Los cuatro chavales a los que seguimos no son obreros. Vienen de familias pequeñoburguesas adineradas, y aún así no ven (o no quieren ver) otro remedio que la lucha. En parte por su mentalidad de túnel, reflejada en la relación de aspecto de ciertos fragmentos del film; en parte porque no les queda esperanza. Porque creían que iban a cambiar el mundo y la Tierra sigue girando, y de qué nos sirve toda esta juventud si no estamos haciendo algo grande con ella. ¿Nos convertiremos, acaso, en nuestros padres? ¿Perpetuaremos el ciclo de conformismo hasta que la bestia del capitalismo nos devore? La película se revela al fin como un drama humano durísimo sobre una juventud perdida y sobre la falta de herramientas para volver a encontrarse.

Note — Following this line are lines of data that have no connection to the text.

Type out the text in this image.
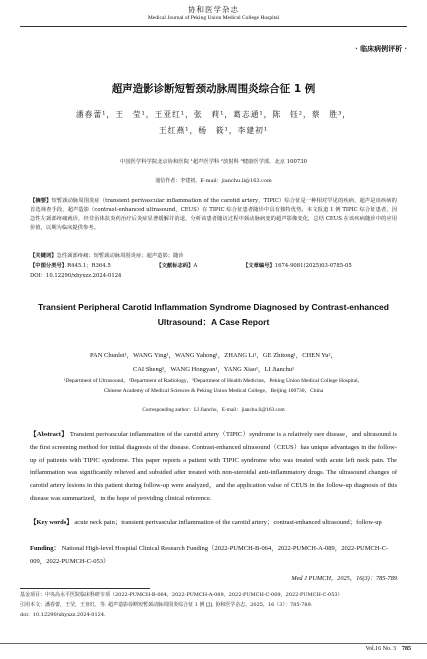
协和医学杂志
Medical Journal of Peking Union Medical College Hospital
· 临床病例评析 ·
超声造影诊断短暂颈动脉周围炎综合征 1 例
潘春蕾¹，王　莹¹，王亚红¹，张　莉¹，葛志通¹，陈　钰²，蔡　胜³，
王红燕¹，杨　筱¹，李建初¹
中国医学科学院北京协和医院 ¹超声医学科 ²放射科 ³健康医学部，北京 100730
通信作者：李建初，E-mail：jianchu.li@163.com
【摘要】短暂颈动脉周围炎症（transient perivascular inflammation of the carotid artery，TIPIC）综合征是一种相对罕见的疾病，超声是该疾病的首选筛查手段，超声造影（contrast-enhanced ultrasound，CEUS）在 TIPIC 综合征患者随诊中具有独特优势。本文报道 1 例 TIPIC 综合征患者，因急性左颈部疼痛就诊，经非甾体抗炎药治疗后炎症显著缓解并消退，分析该患者随访过程中颈动脉病变的超声影像变化，总结 CEUS 在该疾病随诊中的应用价值，以期为临床提供参考。
【关键词】急性颈部疼痛；短暂颈动脉周围炎症；超声造影；随诊
【中图分类号】R445.1；R364.5	【文献标志码】A	【文章编号】1674-9081(2025)03-0785-05
DOI：10.12290/xhyxzz.2024-0124
Transient Peripheral Carotid Inflammation Syndrome Diagnosed by Contrast-enhanced
Ultrasound：A Case Report
PAN Chunlei¹，WANG Ying¹，WANG Yahong¹，ZHANG Li¹，GE Zhitong¹，CHEN Yu²，
CAI Sheng³，WANG Hongyan¹，YANG Xiao¹，LI Jianchu¹
¹Department of Ultrasound，²Department of Radiology，³Department of Health Medicine，Peking Union Medical College Hospital，
Chinese Academy of Medical Sciences & Peking Union Medical College，Beijing 100730，China
Corresponding author：LI Jianchu，E-mail：jianchu.li@163.com
【Abstract】 Transient perivascular inflammation of the carotid artery（TIPIC）syndrome is a relatively rare disease，and ultrasound is the first screening method for initial diagnosis of the disease. Contrast-enhanced ultrasound（CEUS）has unique advantages in the follow-up of patients with TIPIC syndrome. This paper reports a patient with TIPIC syndrome who was treated with acute left neck pain. The inflammation was significantly relieved and subsided after treated with non-steroidal anti-inflammatory drugs. The ultrasound changes of carotid artery lesions in this patient during follow-up were analyzed，and the application value of CEUS in the follow-up diagnosis of this disease was summarized，in the hope of providing clinical reference.
【Key words】 acute neck pain；transient perivascular inflammation of the carotid artery；contrast-enhanced ultrasound；follow-up
Funding： National High-level Hospital Clinical Research Funding（2022-PUMCH-B-064，2022-PUMCH-A-089，2022-PUMCH-C-009，2022-PUMCH-C-053）
Med J PUMCH，2025，16(3)：785-789
基金项目：中央高水平医院临床科研专项（2022-PUMCH-B-064，2022-PUMCH-A-089，2022-PUMCH-C-009，2022-PUMCH-C-053）
引用本文：潘春蕾，王莹，王亚红，等. 超声造影诊断短暂颈动脉周围炎综合征 1 例 [J]. 协和医学杂志，2025，16（3）：785-789.
doi：10.12290/xhyxzz.2024-0124.
Vol.16 No. 3 785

En definitiva cada cual puede sacar la moraleja política que quiera del metraje: ¿los proyectos revolucionarios del primer mundo son quimeras estúpidas protagonizadas por niñatos? ¿realmente hace falta un cambio pero no tenemos los medios para llevarlo a cabo? ¿es la resiliencia una virtud o una condena? El caso es que, al final, la película opta por alejarse del cinismo y abrirnos una pequeña ventanita, literalmente, hacia la luz. Oye, quizá no podamos cambiar el mundo, pero qué día tan bonito ha salido hoy.